I just reformatted my entire dream journal for about the fifth time. I really need to stop doing that.
December 5, 2009
Had my first dream about missing an exam. It lasted for days in dreamtime, and about 5 hours in realtime. Before I even took it there was a massive amount of exposition, in which I attended the class and made friends. Everything was XTREMEly detailed, to the point where when it was time to take the exam, I actually read it.
I walked out in the middle of the exam for no discernible reason, even though it was pretty easy, and went on a singalong across the countryside. My annoying aunt randomly owned a diner, so I went there. Then I walked home, and I realized I had sent texts to everyone in my phone about how the world was beautiful and the universe was in childbirth. So I angsted about not finishing the exam, and I called my mom and she was disappointed in me.
December 6, 2009
Disturbing dream about my parents' marital problems. It was post-apocalyptic and deathly cold outside, and we were going to go to West Virginia. But my mom was driving, and she changed her mind and decided she wanted to go to her parent's cabin in southern Ohio, and acted like my dad didn't have a say about where we went. My dad's all passive aggressive so for a few minutes he just sighed loudly.

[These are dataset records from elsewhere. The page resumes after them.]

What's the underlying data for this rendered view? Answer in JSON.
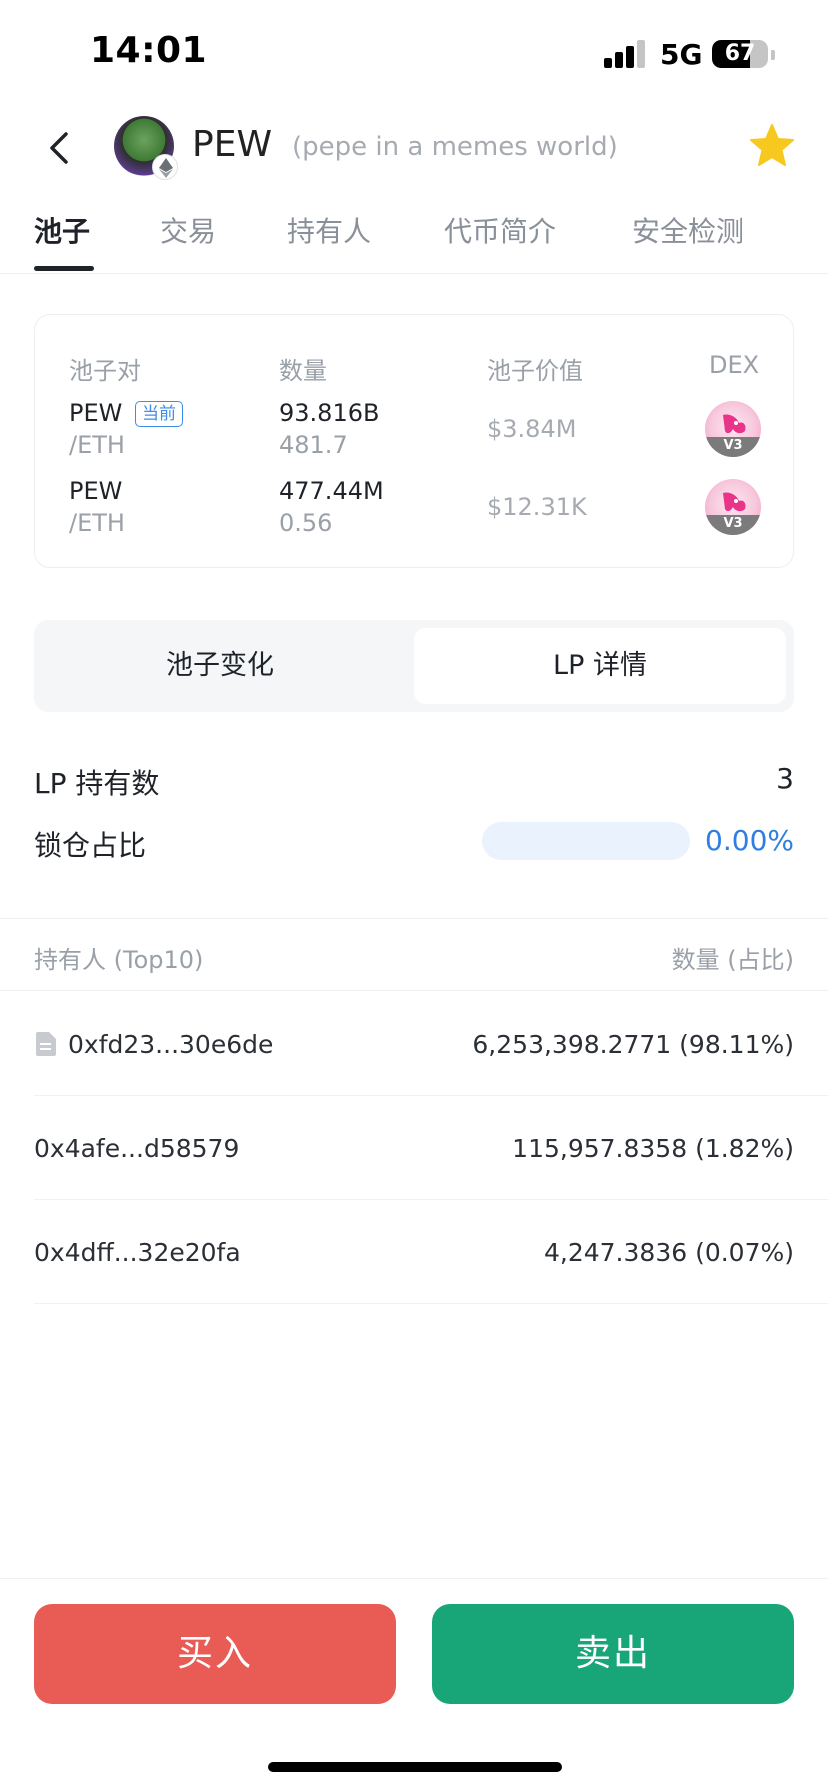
{
  "status_bar": {
    "time": "14:01",
    "network": "5G",
    "battery": "67",
    "battery_level": 0.67
  },
  "header": {
    "symbol": "PEW",
    "name": "(pepe in a memes world)"
  },
  "tabs": [
    {
      "label": "池子",
      "active": true
    },
    {
      "label": "交易"
    },
    {
      "label": "持有人"
    },
    {
      "label": "代币简介"
    },
    {
      "label": "安全检测"
    }
  ],
  "pool_table": {
    "headers": [
      "池子对",
      "数量",
      "池子价值",
      "DEX"
    ],
    "rows": [
      {
        "base": "PEW",
        "quote": "/ETH",
        "badge": "当前",
        "qty_base": "93.816B",
        "qty_quote": "481.7",
        "value": "$3.84M",
        "dex_icon": "uniswap-v3-icon",
        "dex_version": "V3"
      },
      {
        "base": "PEW",
        "quote": "/ETH",
        "qty_base": "477.44M",
        "qty_quote": "0.56",
        "value": "$12.31K",
        "dex_icon": "uniswap-v3-icon",
        "dex_version": "V3"
      }
    ]
  },
  "segment": {
    "left": "池子变化",
    "right": "LP 详情",
    "selected": "right"
  },
  "lp": {
    "holders_label": "LP 持有数",
    "holders_value": "3",
    "lock_label": "锁仓占比",
    "lock_value": "0.00%",
    "lock_fraction": 0
  },
  "holders": {
    "header_left": "持有人 (Top10)",
    "header_right": "数量 (占比)",
    "rows": [
      {
        "address": "0xfd23...30e6de",
        "amount": "6,253,398.2771 (98.11%)",
        "icon": "document-icon"
      },
      {
        "address": "0x4afe...d58579",
        "amount": "115,957.8358 (1.82%)"
      },
      {
        "address": "0x4dff...32e20fa",
        "amount": "4,247.3836 (0.07%)"
      }
    ]
  },
  "actions": {
    "buy": "买入",
    "sell": "卖出"
  },
  "colors": {
    "buy": "#e95c55",
    "sell": "#18a679",
    "accent": "#2f7fe0",
    "star": "#f7c81e"
  }
}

We kept driving, past some crazy guy jumping on a trampoline wearing nothing but his tears, which frosted there in the cold. My mom stopped the car at her brother's house because she thought she'd have better reception there when she tried to call her parents, but my dad was just like, "I'm done." He got out of the car and started yelling at my mom. I couldn't hear them through the glass and metal and plastic and rubber of the van, but it was clear that my dad was going to leave us.
December 8, 2009
I was sick of living in a single at college so I got a roommate, a white girl with dreadlocks. She was a painter, and in the morning she and several other artists would paint a man lying on a table.
One day I walked into the room, and my laptop was gone. I freaked out for a moment until I saw a madwoman sitting in my laundry basket in the corner, clutching it to her chest.
I spent the rest of the dream standing on my hands and doing push ups.
December 13, 2009
I was in some South American country when the revolution started. I had been living in a shitty hotel, sleeping in a room with about twenty twin beds. I was in town when chaos started going down. I was standing on a roof, surrounded by men with machine guns, and I decided to jump off and fly away over the rolling green hills.
Since I can't fly IRL, I became lucid. I was afraid to go back to my hotel so I wandered around aimlessly until I lost lucidity.
December 16, 2009
It's been a year since my marching band career ended, and yet I still have anxious dreams from time to time about being late to or unprepared for a band event.
I was in a setting that wasn't my hometown or my college town. I'd wager that it was in the wild west somewhere, on account of the dustiness of the soil. The buildings were decorated with red, white, and blue ribbons in preparation for the parade, but the streets were empty.
It wasn't I who was late, but some other girl. I was helping her. We scrambled back to our peers, who were already marching.
***
My friend Katie and I were sampling a buffet at some party. I got a big plate of tiny crackers covered in soup. However, I soon forgot about both Katie and the soup when I walked through an archway and the rhyme
Keep calm and carry on
Recall your dream goals 'fore it's gone
popped into my head, lucidating me.
Everything was blurry, so I reminded myself that I shouldn't try to consciously create the scenery, that I should let it be nonsensical. This made everything snap into focus more vividly than before. For the first time I noticed the men in lion and llama suits sitting at the bar and slamming down cold ones.
I wandered into another room, repeating the rhyme several times in order to stay lucid. For whatever reason, though, I didn't actually review my dream goals.
A middle-aged woman with straight brown hair waved me over. I sat down at her table. "I'm the ambassador," she said, and we talked at length. Maybe she's my substitute dream guide since Deleela doesn't like showing up here?
My hometown makes her ill, apparently. I don't blame her. It's depressing here.
***
I barely woke up and promptly DEILDed. Usually when I WILD I feel trapped in whatever room I'm in, afraid of opening windows and doors. This time I wasn't. I remembered I should review my dream goals, but I didn't actually do that. For some reason I decided that going to Mars was one of my dream goals.
I woke up my mom because I wanted to take her to Mars with me. I looked out a window, at a sky thickly bespangled with stars, and stretched it wide enough for us to fit through.
My mom wasn't good at flying, though. All she did was drag me down.
***
I was on a trip to Japan, hanging out with this random couple. The guy kept insisting on buying me shit, even though he had mentioned earlier that he was living on food stamps, and I was like, "Step off!" but I didn't actually say that, because I avoid confrontation.
I went to a strange restroom that was a huge blue revolving mass of porto-potties, only you had to pee into a funnel. Why must I have so many nasty bathroom dreams?!